There is a problem, there is a solution

There is an established opinion among Moscow motorists that distances in the Russian capital are measured not in kilometers, but in hours. This is not surprising, since Moscow traditionally occupies a leading position in the world in terms of the length of time spent traveling between districts.

Statistics show that on average, city residents spend approximately 1.5 - 2 hours in traffic jams every day, and during peak periods, losses can amount to over a dozen hours. This situation shows that the already built ring lines are not able to relieve traffic flows. Therefore, other methods must be used.

In the world, the problem of radial-ring planning is being solved by launching new and expanding the functionality of existing branches of urban transport, building underground and above-ground communications, and modernizing highways. Replacing the rings with separate chords, arranged to overlap each other, has worked well.

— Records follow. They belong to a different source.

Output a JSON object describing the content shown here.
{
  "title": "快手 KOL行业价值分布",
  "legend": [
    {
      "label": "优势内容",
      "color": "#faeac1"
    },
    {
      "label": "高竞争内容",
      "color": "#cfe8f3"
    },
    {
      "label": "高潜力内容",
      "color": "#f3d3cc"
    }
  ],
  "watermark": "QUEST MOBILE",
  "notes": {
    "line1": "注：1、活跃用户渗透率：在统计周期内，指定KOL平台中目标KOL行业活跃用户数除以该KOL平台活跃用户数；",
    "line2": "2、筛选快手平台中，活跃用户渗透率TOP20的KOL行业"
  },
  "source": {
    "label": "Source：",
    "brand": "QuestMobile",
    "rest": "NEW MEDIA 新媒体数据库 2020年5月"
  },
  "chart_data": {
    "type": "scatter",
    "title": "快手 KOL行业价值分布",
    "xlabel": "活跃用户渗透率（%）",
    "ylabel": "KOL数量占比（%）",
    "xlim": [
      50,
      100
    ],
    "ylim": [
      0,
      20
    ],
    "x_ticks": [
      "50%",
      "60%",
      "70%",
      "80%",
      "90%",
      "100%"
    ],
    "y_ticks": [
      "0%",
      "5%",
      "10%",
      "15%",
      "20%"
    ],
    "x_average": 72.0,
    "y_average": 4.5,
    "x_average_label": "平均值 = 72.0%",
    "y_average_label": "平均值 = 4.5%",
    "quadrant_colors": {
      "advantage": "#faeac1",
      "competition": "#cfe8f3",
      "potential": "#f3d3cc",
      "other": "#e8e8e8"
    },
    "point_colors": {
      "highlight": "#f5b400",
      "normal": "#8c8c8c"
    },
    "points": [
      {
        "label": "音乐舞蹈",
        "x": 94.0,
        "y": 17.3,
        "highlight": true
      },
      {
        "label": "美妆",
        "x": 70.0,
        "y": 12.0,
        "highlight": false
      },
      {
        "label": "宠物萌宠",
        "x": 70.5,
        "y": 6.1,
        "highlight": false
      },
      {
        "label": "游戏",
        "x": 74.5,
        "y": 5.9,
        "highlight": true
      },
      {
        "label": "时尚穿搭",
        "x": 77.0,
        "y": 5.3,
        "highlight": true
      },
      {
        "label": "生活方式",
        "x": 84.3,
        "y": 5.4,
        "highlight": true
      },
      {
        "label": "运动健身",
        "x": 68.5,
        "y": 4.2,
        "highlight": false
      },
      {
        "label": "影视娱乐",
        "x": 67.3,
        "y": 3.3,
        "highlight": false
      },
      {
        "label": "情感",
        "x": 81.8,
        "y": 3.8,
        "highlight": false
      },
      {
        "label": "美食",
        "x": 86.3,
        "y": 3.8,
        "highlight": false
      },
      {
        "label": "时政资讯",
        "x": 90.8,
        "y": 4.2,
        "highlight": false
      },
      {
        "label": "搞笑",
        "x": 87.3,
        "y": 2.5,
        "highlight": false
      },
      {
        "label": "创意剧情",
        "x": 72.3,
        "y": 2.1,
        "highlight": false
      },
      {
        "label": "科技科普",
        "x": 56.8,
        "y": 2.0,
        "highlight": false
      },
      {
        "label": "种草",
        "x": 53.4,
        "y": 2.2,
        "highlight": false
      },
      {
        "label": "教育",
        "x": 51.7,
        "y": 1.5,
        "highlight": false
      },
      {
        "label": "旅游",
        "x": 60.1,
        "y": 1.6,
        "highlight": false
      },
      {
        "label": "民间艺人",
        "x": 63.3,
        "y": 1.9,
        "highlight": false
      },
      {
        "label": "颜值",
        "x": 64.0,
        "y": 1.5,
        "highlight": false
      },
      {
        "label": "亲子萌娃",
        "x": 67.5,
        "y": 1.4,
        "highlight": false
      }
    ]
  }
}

All these methods are actively being developed and implemented in Moscow. The city electric train has already started operating on the Small Ring of the Moscow Railway. Due to the impracticality of constructing the Fourth Transport Ring, small lines are being built to connect the largest outbound highways. In the most heavily loaded parts of the street network, reverse traffic is organized.

Checkerboard layout of large cities

Externally, this type of structure of a settlement is an intersection of avenues at right angles, as a result of which separate blocks of approximately equal size are formed. A regular structure based on the intersection of two overland trade routes arose in ancient times; it can be observed in the policies of ancient Egyptian, ancient, and Asian civilizations.

At the present stage, a typical example is layout of the city of St. Petersburg, the foundations of which were laid by Peter the Great. Other representatives of this type of urban planning are Beijing, Chicago, Almaty. A variation of the chessboard type is the belt system, when the development of the street network proceeds along one direction due to a geographical obstacle: mountains, rivers, gorges. The example here is Volgograd, whose length is over 100 km.

Advantages and disadvantages

In contrast to the previous type of layout, the main advantage of the chess variety is the uniform distribution of traffic flows. The consequence here is the absence of a distinct central zone, leading to a more uniform distribution of the most important objects throughout the city.

The chess organization provides unlimited opportunities for the growth of a settlement, however, in large cities with a regular rectangular structure, it is often easier to get to the next block on foot than by car. A large number of street intersections increases the mileage of private and public transport, and also requires great responsibility in matters of regulating traffic with traffic lights.

In its pure form, radial or checkerboard urban planning is rare. As a rule, the type of urban geometry used in urban planning is determined by the natural features of the location of the object. Thus, in the presence of a mountain range or sea coast, a linear scheme is advantageous; when a city is located near a river bend, a radial-ring development often develops.